We spent a few weeks looking at A-frame plans online before we found Den Outdoors. Their A-Frame Bunk A-frame was the one — 14 × 14 feet at the base, 21 feet to the peak, a full glass front wall, a loft sleeping two, a small kitchen, french doors. Clean geometry, good proportions, nothing overcomplicated. We ordered the building package, printed the plans, and spread them across the kitchen table.

Anaïs studied them like a client brief. Bolo started a spreadsheet.

The plan gave us the structure. Everything else was our call — orientation, materials, how the A-frame would sit on the existing slab, how the garden would wrap around it. Den’s design is made for the woods. We made it work for the Caribbean.

The decision to go with Wapa for the cladding came later, but it made sense from the start. Wapa is a Guyanese hardwood — dense, naturally rot-resistant, and it weathers beautifully in the tropics. Cedar shingles would have been the easy choice. Wapa was the right one.

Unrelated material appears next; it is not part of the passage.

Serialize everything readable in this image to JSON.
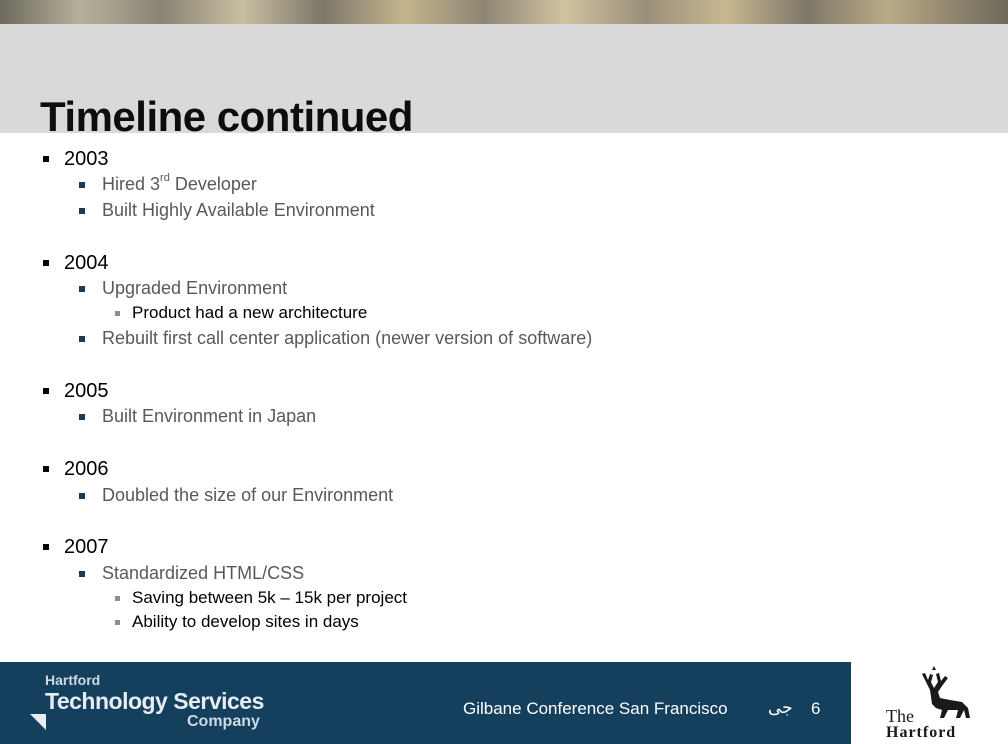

We didn’t hire a general contractor. Anaïs managed the site. Her training as a landscape architect meant she understood materials, drainage, orientation — the A-frame had to sit with the land, not on top of it. The terrace faces the hills. The front opens to catch the breeze from the south. The garden wraps around it.

It took two years. We built most of it ourselves, with help from friends when the big pieces needed more than two pairs of hands.

We have no regrets about doing it the slow way.